Tips we have had from the experts have been fairly useless. (Inhale less, smoke less – yeah,we would if we could! Or wanted to.) So we’ve come up with our own. (Before taking my advice, please remember I am not expert and could be talking complete bollocks…)
- Save the cigarette till after sex! Who cares what effect it has on your erection if you are having a cigarette after the session. (Unless, of course, you are going for a double whammy!)
- Don’t smoke while watching porn! (Unless you are a man with your girlfriend and you want to pretend you are not interested in other women…)
- Think about other causes: Smoking is only one of many causes of impotence – check out the other causes. Other steps such as an improved diet and better exercise could help get things back up again! (If you are suffering from impotence, a general check-up would also be a good idea!)
- Alternatively, sod the diet and use viagra…
But what about the electronic cigarette…
Can the electronic cigarette help you to have a better sex life?
As an electronic cigarette user I was keen to find out if the electronic cigarette could improve my sex life.
My initial conclusion was no.
As we saw before, nicotine can reduce sex drive, at least temporarily.
However, what we forgot was that the amount of nicotine contained in an electronic cigarette – or at least those which have been tested – is substantially lower per puff than in real cigarettes.
Dr Murray Laugeson told us:
With respect to e-cigarettes, the nicotine dose per puff is only about 10% that of a puff from a regular tobacco cigarette, and so e-cigarettes alone are unlikely to cause impotence.

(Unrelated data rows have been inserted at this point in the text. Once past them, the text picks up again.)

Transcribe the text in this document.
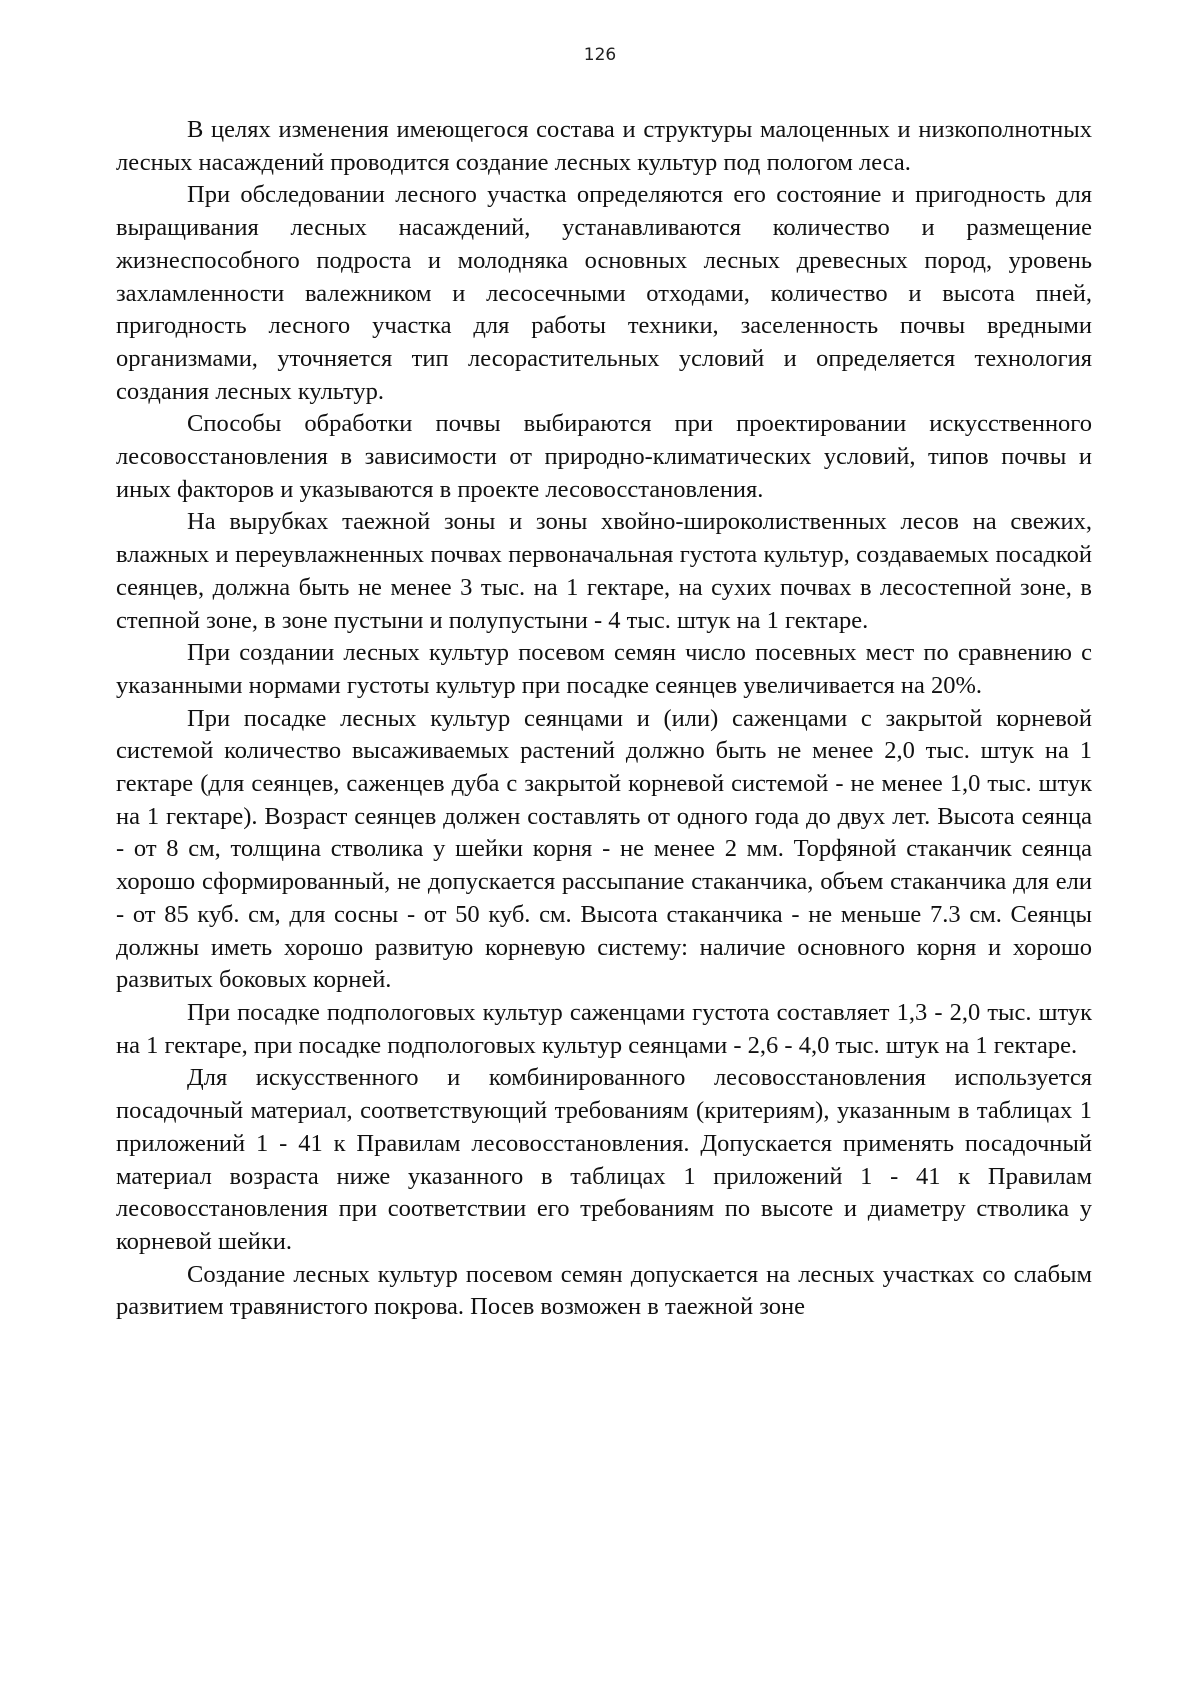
126

В целях изменения имеющегося состава и структуры малоценных и низкополнотных лесных насаждений проводится создание лесных культур под пологом леса.

При обследовании лесного участка определяются его состояние и пригодность для выращивания лесных насаждений, устанавливаются количество и размещение жизнеспособного подроста и молодняка основных лесных древесных пород, уровень захламленности валежником и лесосечными отходами, количество и высота пней, пригодность лесного участка для работы техники, заселенность почвы вредными организмами, уточняется тип лесорастительных условий и определяется технология создания лесных культур.

Способы обработки почвы выбираются при проектировании искусственного лесовосстановления в зависимости от природно-климатических условий, типов почвы и иных факторов и указываются в проекте лесовосстановления.

На вырубках таежной зоны и зоны хвойно-широколиственных лесов на свежих, влажных и переувлажненных почвах первоначальная густота культур, создаваемых посадкой сеянцев, должна быть не менее 3 тыс. на 1 гектаре, на сухих почвах в лесостепной зоне, в степной зоне, в зоне пустыни и полупустыни - 4 тыс. штук на 1 гектаре.

При создании лесных культур посевом семян число посевных мест по сравнению с указанными нормами густоты культур при посадке сеянцев увеличивается на 20%.

При посадке лесных культур сеянцами и (или) саженцами с закрытой корневой системой количество высаживаемых растений должно быть не менее 2,0 тыс. штук на 1 гектаре (для сеянцев, саженцев дуба с закрытой корневой системой - не менее 1,0 тыс. штук на 1 гектаре). Возраст сеянцев должен составлять от одного года до двух лет. Высота сеянца - от 8 см, толщина стволика у шейки корня - не менее 2 мм. Торфяной стаканчик сеянца хорошо сформированный, не допускается рассыпание стаканчика, объем стаканчика для ели - от 85 куб. см, для сосны - от 50 куб. см. Высота стаканчика - не меньше 7.3 см. Сеянцы должны иметь хорошо развитую корневую систему: наличие основного корня и хорошо развитых боковых корней.

При посадке подпологовых культур саженцами густота составляет 1,3 - 2,0 тыс. штук на 1 гектаре, при посадке подпологовых культур сеянцами - 2,6 - 4,0 тыс. штук на 1 гектаре.

Для искусственного и комбинированного лесовосстановления используется посадочный материал, соответствующий требованиям (критериям), указанным в таблицах 1 приложений 1 - 41 к Правилам лесовосстановления. Допускается применять посадочный материал возраста ниже указанного в таблицах 1 приложений 1 - 41 к Правилам лесовосстановления при соответствии его требованиям по высоте и диаметру стволика у корневой шейки.

Создание лесных культур посевом семян допускается на лесных участках со слабым развитием травянистого покрова. Посев возможен в таежной зоне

So assuming that long term damage has not already been caused by cigarettes, perhaps switching from cigarettes to electronic cigarettes could improve sex life.
Let’s remember that all sorts of other crap has been removed from cigarettes, and in general smokers should have more energy and libido. This seem to have been confirmed by our ongoing e-cigarette survey, with a number of smokers reporting:
(We’ll release exact figures when the results have been analysed – sign up for our newsletter if you want updates!)
Of course, without solid lab evidence we can’t know for sure. Unfortunately, it is unlikely I can persuade my boss to fork out for sex research in the near future. (She doesn’t even know I am writing this article…).